Does playing detective on your partner pay off?

You may be familiar with the international reality TV show Cheaters. But for those who are not, Cheaters is a weekly American hidden camera reality television series about catching people suspected of committing adultery, or cheating on their partners.

In case all this does not make sense, well ABS TV station, one of Uganda’s local stations has brought ‘Cheaters’ closer to home in their show codenamed ‘Kalondozi’.

Is your significant other cheating on you or do you suspect they are? Kalondozi will dispatch a surveillance team to follow your partner and gather incriminating evidence.

In 2016, Uganda Communications Commission suspended the show saying it did not meet minimum broadcasting standards. Minimum broadcasting standards, according to the UCC Act 2013, state that a broadcaster or video operator shall ensure that any programme which is broadcast is not contrary to public morality or does not promote the culture of violence or ethnical prejudice among the public.

Well, the show is still here but that is a story for another day. But what if you suspect your partner of cheating, is hiring Kalondozi or a private investigator to follow them worth it?

Louis, an engineer, (who prefers to go by one name because of the sensitivity of this issue) is one of several husbands who had to seek truth in that manner. He walked down the aisle seven years ago, promising to stay by his wife Sandra’s side in good or bad times.
Unfortunately for Louis, he says, his wife did not abide by the vows.

A few years into the marriage as Louis states, rumours about his wife’s infidelity surfaced. Although he trusted his wife, Louis was tempted to spy on her as an option that would at least help him arrive at the truth.

Louis thus hired private investigators (bakalondonzi) to spy on his wife. Their duty included following her every step outside the home and installing spy cameras in the house that recorded whatever Sandra was up to in the home.

In two months’ time, the investigations revealed that Sandra had been involved in an affair with Louis’s close friend. He would sometimes sleep with her in his home or take her to lodges around town. “I cried because I could not believe my eyes. It was too much to handle,” he recalls, saying: “I ended the marriage because I could not get myself to trust her again.”

Louis, like many other people who spy on their partners, thought discovering the truth would make him feel better. But this was not to happen instead he was immensely hurt and so was his marriage. “It is heart-breaking to discover that the person you loved and trusted so much is a cheat,” he says.

Walking a wrong path
Ivan Ssendawula Ssalongo, a businessman in Kikuubo Downtown Kampala, condemns spying on spouses, saying it brings about disappointment.

Ssendawula, who has been married for nine years, however, attributes the act to mistrust, which he says comes as a result of poor communication.
He claims people who spy on their partners end up being disappointed when investigations reveal their partner has been cheating on them with a close relative such as a sister or brother.

“Spying may lead to separation as the culprit might not stand the shame he or she is exposed to. The separation will in the long run affect the children both mentally and emotionally,” he discloses.

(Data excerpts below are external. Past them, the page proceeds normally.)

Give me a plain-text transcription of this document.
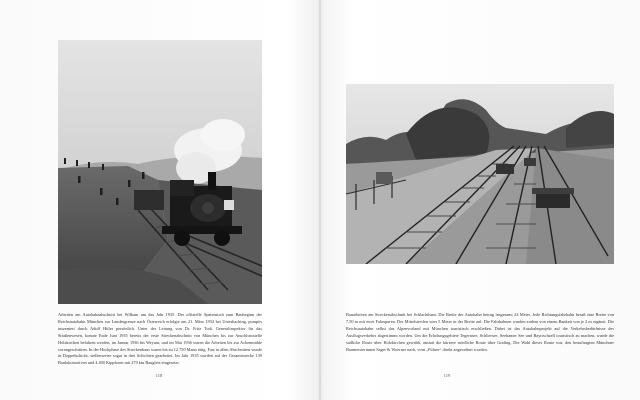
Arbeiten am Autobahnabschnitt bei Wilkam um das Jahr 1935. Der offizielle Spatenstich zum Baubeginn der Reichsautobahn München zur Landesgrenze nach Österreich erfolgte am 21. März 1934 bei Unterhaching, pompös inszeniert durch Adolf Hitler persönlich. Unter der Leitung von Dr. Fritz Todt, Generalinspektor für das Straßenwesen, konnte Ende Juni 1935 bereits der erste Streckenabschnitt von München bis zur Anschlussstelle Holzkirchen befahren werden, im Januar 1936 bis Weyarn, und im Mai 1936 waren die Arbeiten bis zur Achenmühle vorangeschritten. In der Hochphase des Streckenbaus waren bis zu 12.750 Mann tätig. Fast in allen Abschnitten wurde in Doppelschicht, stellenweise sogar in drei Schichten gearbeitet. Im Jahr 1935 wurden auf der Gesamtstrecke 139 Baulokomotiven und 4.400 Kipploren mit 270 km Baugleis eingesetzt.

Bauarbeiten am Streckenabschnitt bei Schlachtham. Die Breite der Autobahn betrug insgesamt 24 Meter. Jede Richtungsfahrbahn besaß eine Breite von 7,50 m mit zwei Fahrspuren. Der Mittelstreifen wies 5 Meter in der Breite auf. Die Fahrbahnen wurden zudem von einem Bankett von je 2 m ergänzt. Die Reichsautobahn selbst das Alpenvorland mit München touristisch erschließen. Dabei ist das Autobahnprojekt auf die Verkehrsbedürfnisse des Ausflugsverkehrs abgestimmt worden. Um die Erholungsgebiete Tegernsee, Schliersee, Seehamer See und Bayrischzell touristisch zu machen, wurde die südliche Route über Holzkirchen gewählt, anstatt die kürzere nördliche Route über Grafing. Die Wahl dieser Route war, den beauftragten Münchner Baumeisterinnen Sager & Woerner nach, vom „Führer“ direkt angeordnet worden.

118	119
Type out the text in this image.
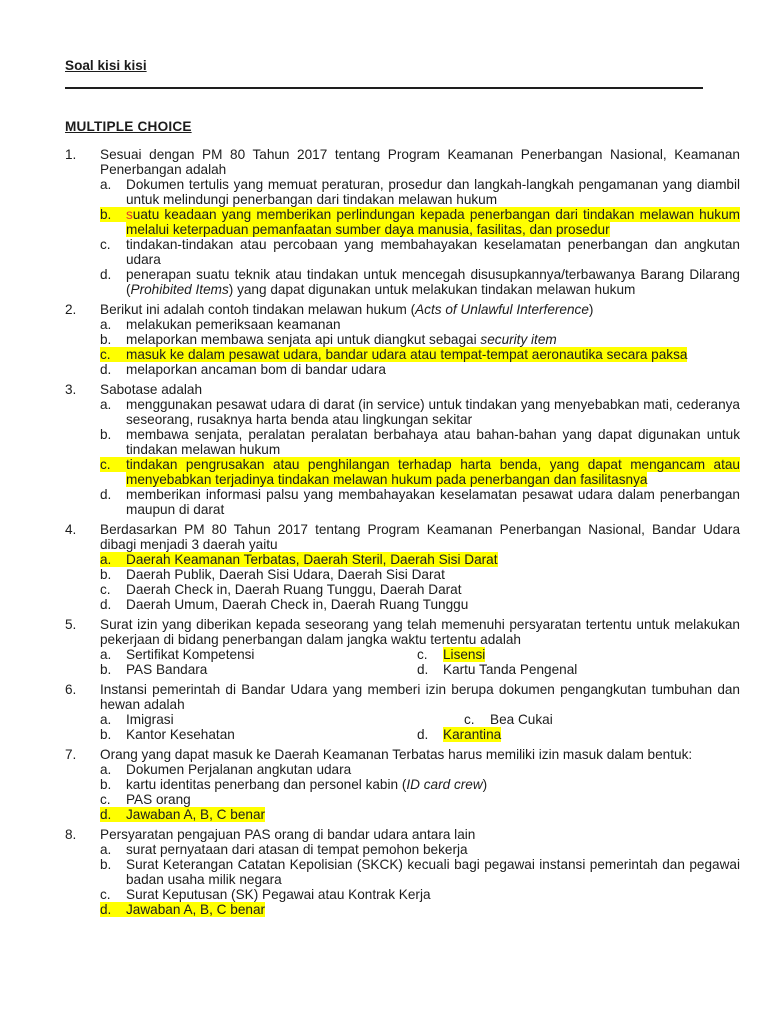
Soal kisi kisi
MULTIPLE CHOICE
1.	Sesuai dengan PM 80 Tahun 2017 tentang Program Keamanan Penerbangan Nasional, Keamanan Penerbangan adalah
a. Dokumen tertulis yang memuat peraturan, prosedur dan langkah-langkah pengamanan yang diambil untuk melindungi penerbangan dari tindakan melawan hukum
b. suatu keadaan yang memberikan perlindungan kepada penerbangan dari tindakan melawan hukum melalui keterpaduan pemanfaatan sumber daya manusia, fasilitas, dan prosedur
c. tindakan-tindakan atau percobaan yang membahayakan keselamatan penerbangan dan angkutan udara
d. penerapan suatu teknik atau tindakan untuk mencegah disusupkannya/terbawanya Barang Dilarang (Prohibited Items) yang dapat digunakan untuk melakukan tindakan melawan hukum
2.	Berikut ini adalah contoh tindakan melawan hukum (Acts of Unlawful Interference)
a. melakukan pemeriksaan keamanan
b. melaporkan membawa senjata api untuk diangkut sebagai security item
c. masuk ke dalam pesawat udara, bandar udara atau tempat-tempat aeronautika secara paksa
d. melaporkan ancaman bom di bandar udara
3.	Sabotase adalah
a. menggunakan pesawat udara di darat (in service) untuk tindakan yang menyebabkan mati, cederanya seseorang, rusaknya harta benda atau lingkungan sekitar
b. membawa senjata, peralatan peralatan berbahaya atau bahan-bahan yang dapat digunakan untuk tindakan melawan hukum
c. tindakan pengrusakan atau penghilangan terhadap harta benda, yang dapat mengancam atau menyebabkan terjadinya tindakan melawan hukum pada penerbangan dan fasilitasnya
d. memberikan informasi palsu yang membahayakan keselamatan pesawat udara dalam penerbangan maupun di darat
4.	Berdasarkan PM 80 Tahun 2017 tentang Program Keamanan Penerbangan Nasional, Bandar Udara dibagi menjadi 3 daerah yaitu
a. Daerah Keamanan Terbatas, Daerah Steril, Daerah Sisi Darat
b. Daerah Publik, Daerah Sisi Udara, Daerah Sisi Darat
c. Daerah Check in, Daerah Ruang Tunggu, Daerah Darat
d. Daerah Umum, Daerah Check in, Daerah Ruang Tunggu
5.	Surat izin yang diberikan kepada seseorang yang telah memenuhi persyaratan tertentu untuk melakukan pekerjaan di bidang penerbangan dalam jangka waktu tertentu adalah
a. Sertifikat Kompetensi	c. Lisensi
b. PAS Bandara	d. Kartu Tanda Pengenal
6.	Instansi pemerintah di Bandar Udara yang memberi izin berupa dokumen pengangkutan tumbuhan dan hewan adalah
a. Imigrasi	c. Bea Cukai
b. Kantor Kesehatan	d. Karantina
7.	Orang yang dapat masuk ke Daerah Keamanan Terbatas harus memiliki izin masuk dalam bentuk:
a. Dokumen Perjalanan angkutan udara
b. kartu identitas penerbang dan personel kabin (ID card crew)
c. PAS orang
d. Jawaban A, B, C benar
8.	Persyaratan pengajuan PAS orang di bandar udara antara lain
a. surat pernyataan dari atasan di tempat pemohon bekerja
b. Surat Keterangan Catatan Kepolisian (SKCK) kecuali bagi pegawai instansi pemerintah dan pegawai badan usaha milik negara
c. Surat Keputusan (SK) Pegawai atau Kontrak Kerja
d. Jawaban A, B, C benar
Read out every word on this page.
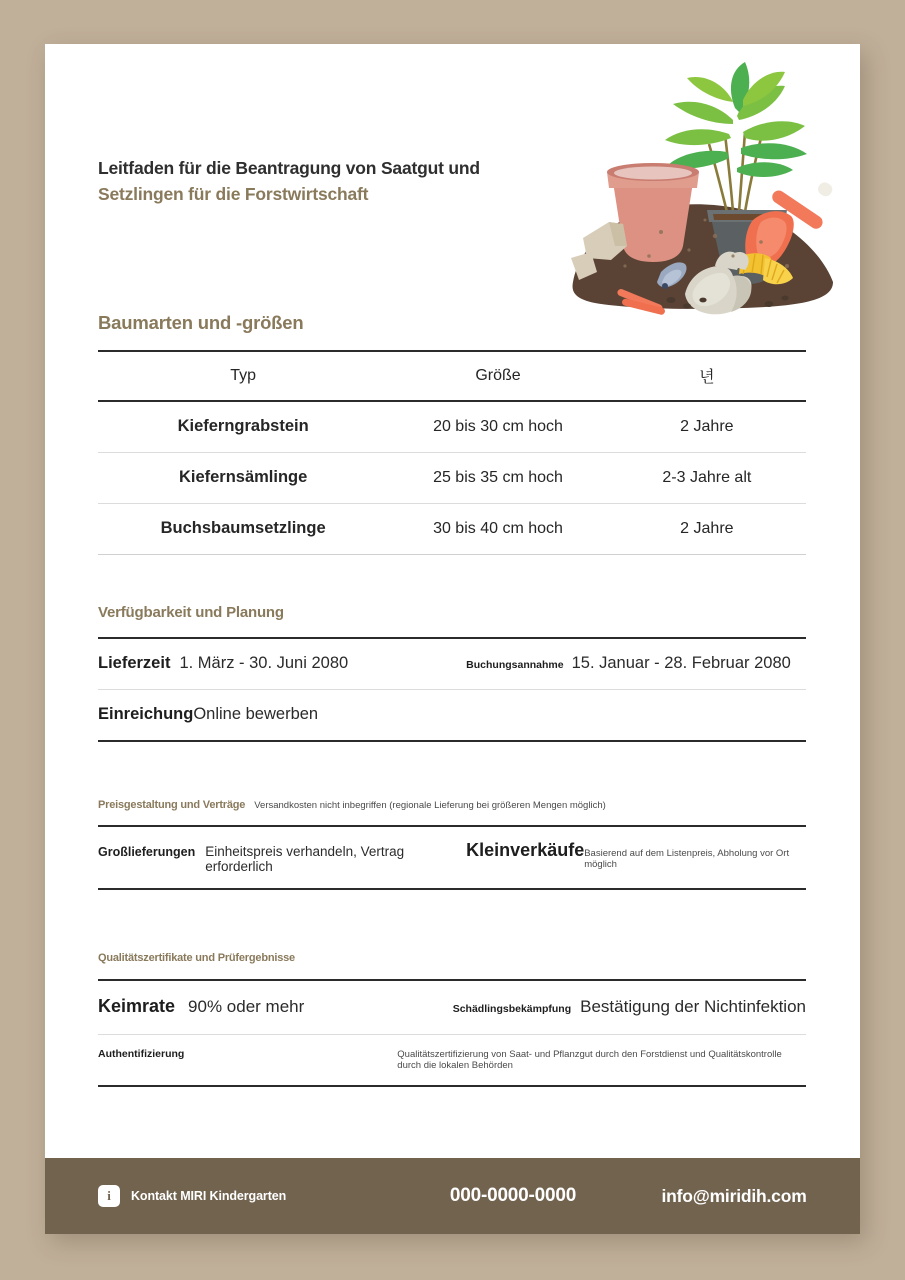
Leitfaden für die Beantragung von Saatgut und
Setzlingen für die Forstwirtschaft
Baumarten und -größen
Typ	Größe	년
Kieferngrabstein	20 bis 30 cm hoch	2 Jahre
Kiefernsämlinge	25 bis 35 cm hoch	2-3 Jahre alt
Buchsbaumsetzlinge	30 bis 40 cm hoch	2 Jahre
Verfügbarkeit und Planung
Lieferzeit 1. März - 30. Juni 2080	Buchungsannahme 15. Januar - 28. Februar 2080
Einreichung Online bewerben
Preisgestaltung und Verträge Versandkosten nicht inbegriffen (regionale Lieferung bei größeren Mengen möglich)
Großlieferungen Einheitspreis verhandeln, Vertrag erforderlich
Kleinverkäufe Basierend auf dem Listenpreis, Abholung vor Ort möglich
Qualitätszertifikate und Prüfergebnisse
Keimrate 90% oder mehr	Schädlingsbekämpfung Bestätigung der Nichtinfektion
Authentifizierung	Qualitätszertifizierung von Saat- und Pflanzgut durch den Forstdienst und Qualitätskontrolle durch die lokalen Behörden
i	Kontakt MIRI Kindergarten	000-0000-0000	info@miridih.com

Ssendawula believes that it is rather important that couples settle their disputes or marital issues before bringing in third parties because they can understand each other better.

He advises couples to always find time to evaluate their marriage. “Evaluate your marriage every after six months as this will help you pour out all the burning issues and then find lasting solutions. This will also help to keep the love and communication channels in the marriage open,” he advises.

The other side of the coin
But Caroline Nankinga Mukisa says she does not find any problem with a person who spies on their partner. Nankinga, who has been married for two years says men usually ignore their wives and treat them as personal property, which in the long run pushes them out.

“Being your wife does not mean you are free to treat me as you please because you are assured of finding me home. In the same way, having disagreements does not mean cheating because cheating won’t solve anything but instead make matters worse,” she says.

Nankyinga claims spying on a partner will show how unfaithful or untrustworthy they have become other than staying blindly in a marriage which might come with misfortunes such as sexually transmitted diseases.

However, Denis Odoi, a marriage counsellor with Project New Hope Uganda, says that lack of transparency among couples is one of the biggest tools that destroys marriages. “Hiding information from your partner brings about mistrust and suspicion prompting one to try and find out the truth,” he explains.

Odoi further says poor communication where spouses fail to tell or explain why they are coming home late, why they failed to pick calls, or even where they are going, may push one to think they are doing something behind their back.

He also discloses that by the time one resorts to spying on their spouse, it means the relationship is on its road to dying and if not mended, there is a high probability of separation. “The results from the investigations may lead to revenge which will only destroy the lines of communication hence bringing about dishonesty,” he notes.

Other things that may come with spying include denial of privileges such as sex after one has lost trust in the other. This will in the long run create a negative emotional environment that comes with quarrelling, fighting and harming each other which may affect the children’s wellbeing.

However, in a bid to bring about peace in relationships, Odoi cautions couples to be transparent. He recommends getting ample time to talk about the burning issues and to always apologise to the other in case of any harm. This helps to heal the wounds as well as restoring harmony in the relationship.